Image generation has come a long way since the early days of generating cats and flowers with GANs. Today's models can generate coherent human faces, limbs, and hands. They understand exact quantities, render complex typography, and make an astronaut ride a horse.
People often focus on how "smart" a model is. We often see users testing complex prompts. Can it make a horse ride an astronaut? Does it fill up the wine glass to the brim? Can it render text properly? Over the years, we have devised various benchmarks to formalize these questions into concrete metrics. The research community has done a remarkable job advancing generative models. However, in this pursuit of technical capabilities and benchmark optimization, the messy genuine look, stylistic diversity, and creative blend of early image models took a backseat.
Generations from DALLE-2, an imperfect model which produced flawed but interesting outputs. Source
Our goal from the beginning was simple: "Make AI images that don't look AI." As users of generative AI ourselves, we wanted to create a model that addressed these issues. Unfortunately, many of the academic benchmarks and metrics are misaligned with what users actually want.
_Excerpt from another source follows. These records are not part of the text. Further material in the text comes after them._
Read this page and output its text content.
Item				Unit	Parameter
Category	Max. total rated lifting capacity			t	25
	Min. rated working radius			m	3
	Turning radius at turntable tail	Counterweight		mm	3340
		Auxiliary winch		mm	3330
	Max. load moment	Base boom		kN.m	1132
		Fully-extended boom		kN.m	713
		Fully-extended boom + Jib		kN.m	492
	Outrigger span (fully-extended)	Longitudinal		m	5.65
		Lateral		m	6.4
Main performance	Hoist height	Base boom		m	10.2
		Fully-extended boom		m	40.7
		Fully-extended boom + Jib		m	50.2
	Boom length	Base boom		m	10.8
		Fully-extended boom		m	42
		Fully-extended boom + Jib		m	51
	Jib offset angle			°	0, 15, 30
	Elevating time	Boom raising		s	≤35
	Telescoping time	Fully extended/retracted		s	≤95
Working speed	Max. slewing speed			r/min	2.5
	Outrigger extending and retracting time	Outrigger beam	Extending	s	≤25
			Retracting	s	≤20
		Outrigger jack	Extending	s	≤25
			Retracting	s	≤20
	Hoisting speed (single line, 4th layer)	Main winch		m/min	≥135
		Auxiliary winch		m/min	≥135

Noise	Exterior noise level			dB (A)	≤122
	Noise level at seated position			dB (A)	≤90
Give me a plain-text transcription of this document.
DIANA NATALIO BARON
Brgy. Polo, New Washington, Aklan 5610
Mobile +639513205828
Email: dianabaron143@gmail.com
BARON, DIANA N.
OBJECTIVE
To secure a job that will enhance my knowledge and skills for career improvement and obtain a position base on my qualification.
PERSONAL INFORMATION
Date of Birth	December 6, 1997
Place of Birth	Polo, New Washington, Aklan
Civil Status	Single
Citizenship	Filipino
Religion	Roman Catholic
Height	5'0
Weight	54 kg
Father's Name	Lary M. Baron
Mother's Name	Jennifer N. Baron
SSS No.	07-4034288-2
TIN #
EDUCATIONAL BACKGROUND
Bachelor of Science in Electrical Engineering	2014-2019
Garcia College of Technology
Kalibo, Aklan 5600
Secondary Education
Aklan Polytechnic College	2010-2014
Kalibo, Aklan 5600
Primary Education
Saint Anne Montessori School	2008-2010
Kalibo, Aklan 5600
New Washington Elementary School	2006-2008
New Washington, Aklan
For the pre-training stage, metrics such as Fréchet inception distance (FID) and CLIP Score are useful for measuring general performance of the model since most images at this stage are incoherent. Beyond the pre-training stage, evaluation benchmarks such as DPG , GenEval , T2I-Compbench , and GenAI-Bench are widely used to benchmark academic and industry models. But, these benchmarks are limited to measuring prompt adherence with focus on spatial relationships, attribute binding, object counts, etc.
For evaluating aesthetics, models such as LAION-Aesthetics , Pickscore , ImageReward , HPSv2 are commonly used, but many of these models are finetuned variants of CLIP , which processes low-resolution images (224×224 pixels) with limited parameter count. As the capability of image generation models has increased, these older aesthetic score models are no longer good enough to evaluate them.
For instance, we find that LAION Aesthetics — a model commonly used to obtain high quality training images — to be highly biased towards depicting women, blurry backgrounds, overly soft textures, and bright images. While these aesthetic scorers and image quality filters are useful for filtering out bad images, relying on these models to obtain high quality training images adds implicit biases to the model's priors.
Examples of images that are in the top 5% of LAION aesthetics
While better aesthetic scorers based on vision language models ([1], [2]) are emerging, the issue remains that human preference and aesthetics are highly personal. They cannot be easily reduced to a single number. Advancing model capabilities without regressing towards the “AI look” requires careful data curation and thorough calibration of model outputs.